Эдик покраснел и знакомо прикусил губу — обычно через несколько секунд после этого он накидывается на меня с поцелуями и начинает стаскивать одежду. Но на этот раз он отстранился и еще больше покраснел. Но я успел почувствовать даже через джинсы, как напрягся его член, так удачно прижатый к моему бедру.
— Спасибо, я сам, — сказал Эдик, выдергивая край полотенца у меня из рук и туго в него заворачиваясь. — Ты не мог бы выйти, пока я одеваюсь?
— Как скажешь, — ответил я, понимая, что мне не помешает побыть наедине с собой и немного остыть. И надеяться, что Эдик был слишком смущен своей реакцией на чужого ему парня, чтобы заметить, что я совсем не против нашего внезапного объятия.
Он вышел из ванной через пару минут, одетый в спортивные штаны и любимую футболку с растянутым воротом. Босиком.
Я открыл шкаф, не глядя взял с полки пару шерстяных носков и кинул на кровать.
— Спасибо, бабуля, — проворчал Эдик, тем не менее послушно натянув носки на наверняка уже озябшие ноги.
Посмотрел на меня искоса, вздохнул и начал:
— Только не подумай, что я какой-нибудь…
— Ну да, ну да, — серьезным тоном ответил я. — Конечно, ты не.
Эдик снова вздохнул.
— Ты и это обо мне знаешь?
— Ну да, однажды спалил тебя с гейским порножурналом, — сказал я чистую правду.
— А… отец? — неуверенно спросил Эдик. — Ты ему не сказал?
— Он уже и так знал. Не скажу, что он от этого в восторге, но, как видишь, из дома тебя не выгнал и наследства не лишил. Не знаю, сам он догадался или ты с ним поговорил, это случилось еще до моего появления.
— Надеюсь, что сам. Это значит, что я стал охуительно крут, раз не зассал и каминаутнулся перед ним, — сказал Эдик, беря с тумбочки свой ноутбук.
В нем я тоже основательно покопался, когда наводил в комнате порядок. Много времени не понадобилось — Эдик не был фанатом соцсетей и забросил свои странички еще во время болезни, когда постить ему было нечего, а смотреть на то, как развлекаются его приятели, пока он прикован к инвалидному креслу, удовольствия мало.

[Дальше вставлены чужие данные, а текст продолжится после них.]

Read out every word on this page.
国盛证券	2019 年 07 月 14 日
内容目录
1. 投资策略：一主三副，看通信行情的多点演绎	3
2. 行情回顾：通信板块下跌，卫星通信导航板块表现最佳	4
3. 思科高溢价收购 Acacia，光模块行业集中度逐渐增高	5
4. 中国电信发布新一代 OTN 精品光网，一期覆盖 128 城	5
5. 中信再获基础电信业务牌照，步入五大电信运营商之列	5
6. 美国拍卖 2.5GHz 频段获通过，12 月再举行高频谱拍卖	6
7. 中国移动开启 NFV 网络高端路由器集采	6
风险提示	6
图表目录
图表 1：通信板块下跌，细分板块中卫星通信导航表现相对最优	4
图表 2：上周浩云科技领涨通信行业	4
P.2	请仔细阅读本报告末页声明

За то время, пока мы были вместе, он запостил только рекламу нашего Центра и несколько фоток из парка с красивыми видами.
Никакого палева. Никаких совместных фоток. Нам казалось, что у нас впереди все время мира, и мы щедро тратили его друг на друга, без оглядки, без сожалений. И не особенно стремились останавливать мгновения и фиксировать их на память.